Beck swept the field last time, with one vote for Pat Benatar from Caitlin, and Mike Kaufman entering the game because I finally got his e-mail address right, and he immediately disgraced himself with a vote for Georgia Gibbs. Well, a student of mine wrote a brilliant paper a couple of semesters ago, comparing the LaVern Baker and Georgia Gibbs versions of "Tweedle Dee" and finding much to admire in Her Nibs.
Here's the new one, and I can predict two votes: Charis for the Kinks and Alex for Hootie.
THE 40s
Charlie Barnet
Skyliner
THE 50s
The Chantels
He's Gone
THE 60s
The Kinks
You Really Got Me
THE 70s
The Bee Gees
How Can You Mend a Broken Heart?
THE 80s
Hall & Oates
You Make My Dreams
THE 90s
Hootie & The Blowfish
Time
I'll eliminate Hall and Oates first. They were there, they made hit records, they were terminally boring.

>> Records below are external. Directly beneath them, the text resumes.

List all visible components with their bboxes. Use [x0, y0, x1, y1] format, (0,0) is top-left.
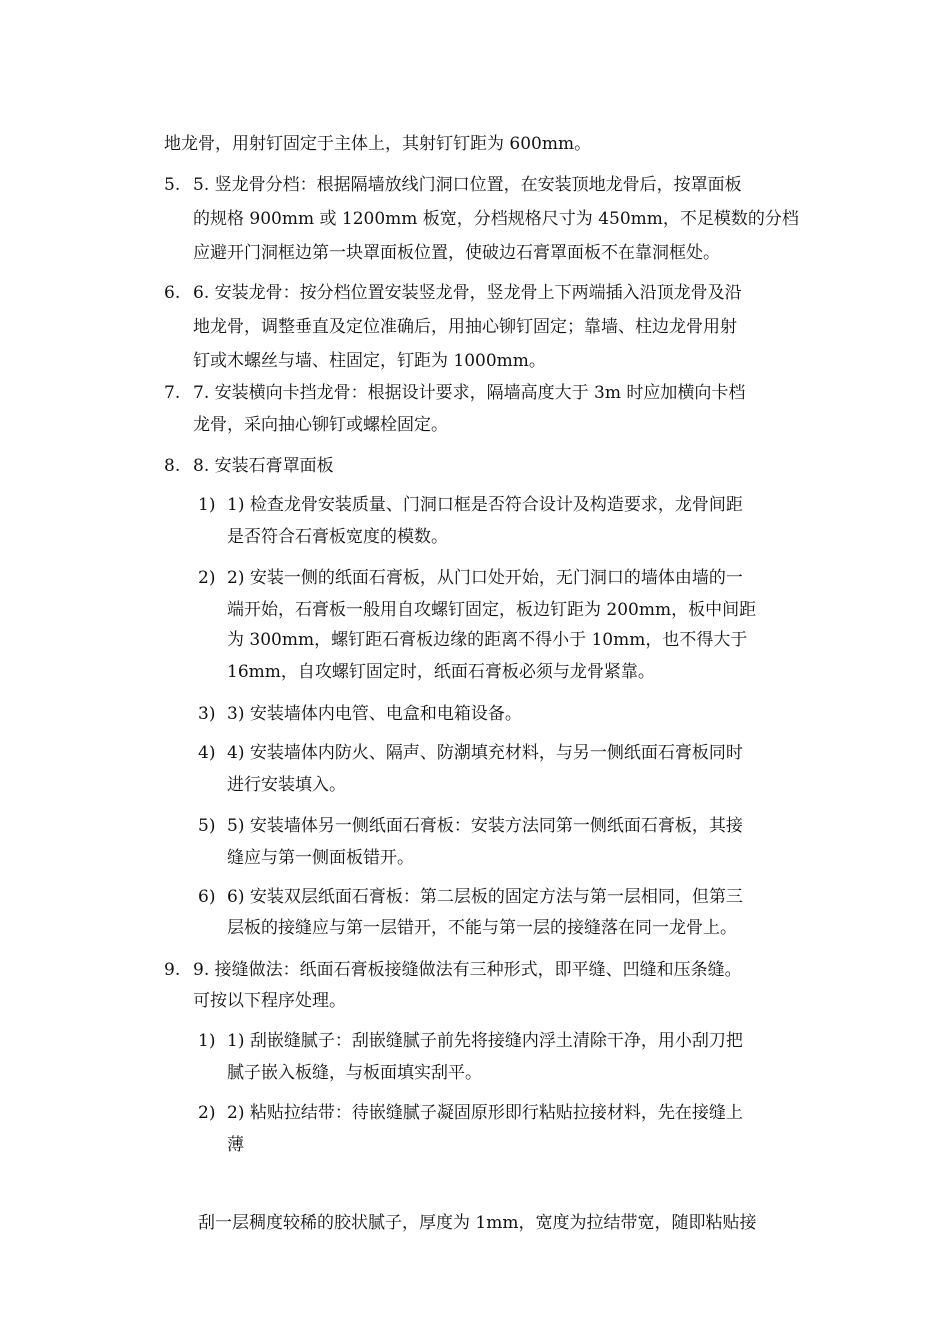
paragraph-line: 薄	[227, 1135, 244, 1155]
paragraph-line: 为 300mm，螺钉距石膏板边缘的距离不得小于 10mm，也不得大于	[227, 630, 748, 650]
paragraph-line: 5) 安装墙体另一侧纸面石膏板：安装方法同第一侧纸面石膏板，其接	[227, 816, 743, 836]
paragraph-line: 4) 安装墙体内防火、隔声、防潮填充材料，与另一侧纸面石膏板同时	[227, 743, 743, 763]
list-number: 6.	[164, 283, 181, 303]
paragraph-line: 16mm，自攻螺钉固定时，纸面石膏板必须与龙骨紧靠。	[227, 662, 655, 682]
paragraph-line: 8. 安装石膏罩面板	[193, 456, 334, 476]
paragraph-line: 6) 安装双层纸面石膏板：第二层板的固定方法与第一层相同，但第三	[227, 887, 743, 907]
list-number: 5.	[164, 175, 181, 195]
paragraph-line: 的规格 900mm 或 1200mm 板宽，分档规格尺寸为 450mm，不足模数的分档	[193, 209, 799, 229]
paragraph-line: 2) 粘贴拉结带：待嵌缝腻子凝固原形即行粘贴拉接材料，先在接缝上	[227, 1103, 743, 1123]
paragraph-line: 3) 安装墙体内电管、电盒和电箱设备。	[227, 704, 522, 724]
paragraph-line: 是否符合石膏板宽度的模数。	[227, 527, 448, 547]
paragraph-line: 龙骨，采向抽心铆钉或螺栓固定。	[193, 415, 448, 435]
paragraph-line: 9. 接缝做法：纸面石膏板接缝做法有三种形式，即平缝、凹缝和压条缝。	[193, 960, 742, 980]
paragraph-line: 地龙骨，用射钉固定于主体上，其射钉钉距为 600mm。	[164, 134, 592, 154]
sub-list-number: 2)	[198, 1103, 216, 1123]
paragraph-line: 层板的接缝应与第一层错开，不能与第一层的接缝落在同一龙骨上。	[227, 918, 737, 938]
sub-list-number: 1)	[198, 1031, 216, 1051]
paragraph-line: 7. 安装横向卡挡龙骨：根据设计要求，隔墙高度大于 3m 时应加横向卡档	[193, 383, 746, 403]
paragraph-line: 1) 刮嵌缝腻子：刮嵌缝腻子前先将接缝内浮土清除干净，用小刮刀把	[227, 1031, 743, 1051]
sub-list-number: 3)	[198, 704, 216, 724]
paragraph-line: 应避开门洞框边第一块罩面板位置，使破边石膏罩面板不在靠洞框处。	[193, 243, 720, 263]
sub-list-number: 6)	[198, 887, 216, 907]
sub-list-number: 4)	[198, 743, 216, 763]
paragraph-line: 腻子嵌入板缝，与板面填实刮平。	[227, 1063, 482, 1083]
paragraph-line: 2) 安装一侧的纸面石膏板，从门口处开始，无门洞口的墙体由墙的一	[227, 568, 743, 588]
sub-list-number: 1)	[198, 495, 216, 515]
sub-list-number: 5)	[198, 816, 216, 836]
list-number: 7.	[164, 383, 181, 403]
paragraph-line: 端开始，石膏板一般用自攻螺钉固定，板边钉距为 200mm，板中间距	[227, 600, 757, 620]
paragraph-line: 地龙骨，调整垂直及定位准确后，用抽心铆钉固定；靠墙、柱边龙骨用射	[193, 317, 737, 337]
paragraph-line: 钉或木螺丝与墙、柱固定，钉距为 1000mm。	[193, 351, 546, 371]
paragraph-line: 进行安装填入。	[227, 775, 346, 795]
paragraph-line: 1) 检查龙骨安装质量、门洞口框是否符合设计及构造要求，龙骨间距	[227, 495, 743, 515]
paragraph-line: 缝应与第一侧面板错开。	[227, 848, 414, 868]
sub-list-number: 2)	[198, 568, 216, 588]
list-number: 9.	[164, 960, 181, 980]
paragraph-line: 6. 安装龙骨：按分档位置安装竖龙骨，竖龙骨上下两端插入沿顶龙骨及沿	[193, 283, 742, 303]
paragraph-line: 刮一层稠度较稀的胶状腻子，厚度为 1mm，宽度为拉结带宽，随即粘贴接	[198, 1213, 757, 1233]
paragraph-line: 5. 竖龙骨分档：根据隔墙放线门洞口位置，在安装顶地龙骨后，按罩面板	[193, 175, 742, 195]
paragraph-line: 可按以下程序处理。	[193, 991, 346, 1011]
list-number: 8.	[164, 456, 181, 476]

The Chantels were one of the first and one of the best girl groups, and if this were "Maybe" they'd rate higher with me -- and this is almost as good. The BeeGees in their disco days were the kings of disco, but you can't say much else for them. This was pre-disco, when they were still heavily Beatles influenced, and actually very good, and this is from that era, although no "Massachusetts" or "New York Mining Disaster 1941" (was there a New York mining disaster in 1941?) And hoots though I may get for this, I'll put Hootie in the same list of songs you'd like to listen to but not actually vote for.
We haven't had a contender from the 40s for a while, but Charlie Barnet was one of the good ones, and "Skyliner" is one of his best -- not as good as "Cherokee," which became a jazz standard and the basis for Bird's "Koko." Barnet was a rarity among jazz musicians, a rarity to the point that he may well be the only one, in that his parents were millionaires. He was also one of the first jazzmen to integrate his band, although not the group he had for this video. It's nice reading the comments on the YouTube video -- one from the son of Barnet's trumpet soloist and one from the grandson of one of the other trumpet players.

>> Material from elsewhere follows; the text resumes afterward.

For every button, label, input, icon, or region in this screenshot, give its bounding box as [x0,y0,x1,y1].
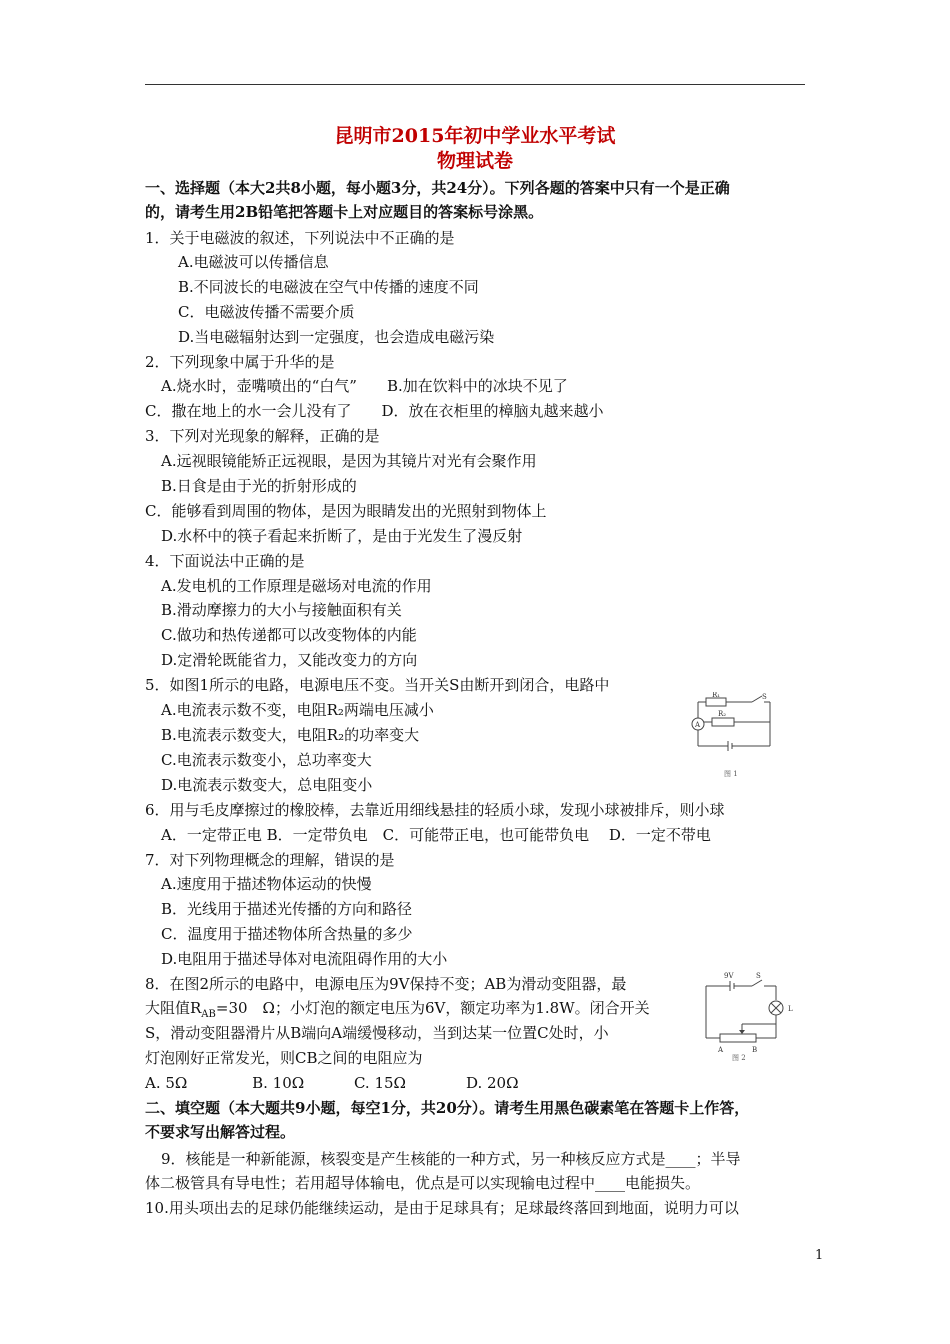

And the Kinks. Ray Davies is one of the three British rock songwriters I use when I teach my British lit survey course (Lennon/McCarney and Strummer/Jones are the others). "You Really Got Me" is one of his good ones (well, they were all good). If this were "Superman" or "A Well Respected Man" or "Young Conservatives" or especially "Lola" I'd vote for the Kinks in a second. On the other hand, if it were "Cherokee" or one of the Charlie Barnet numbers with a scat-singing telegram from Bunny Briggs, I'd tip that way.
As it is...oh, I dunno...the Kinks. Or maybe...but no, I've made my choice. But watch this anyway.
1 comment:
"New York Mining Disaster 1941 was allegedly inspired by the Aberfan mining disaster in Wales. Between this and Massachusetts, you get the idea that the BeeGees were preparing to break into the American market by writing songs about the US, while actually knowing nothing about the place.
They were intutitive songwriters, maybe, but not indefitagable fact-checkers.
At the time, the BeeGees were releasing their records with the added bonus of marketplace rumors that they were the Beatles recording under a pseudonym.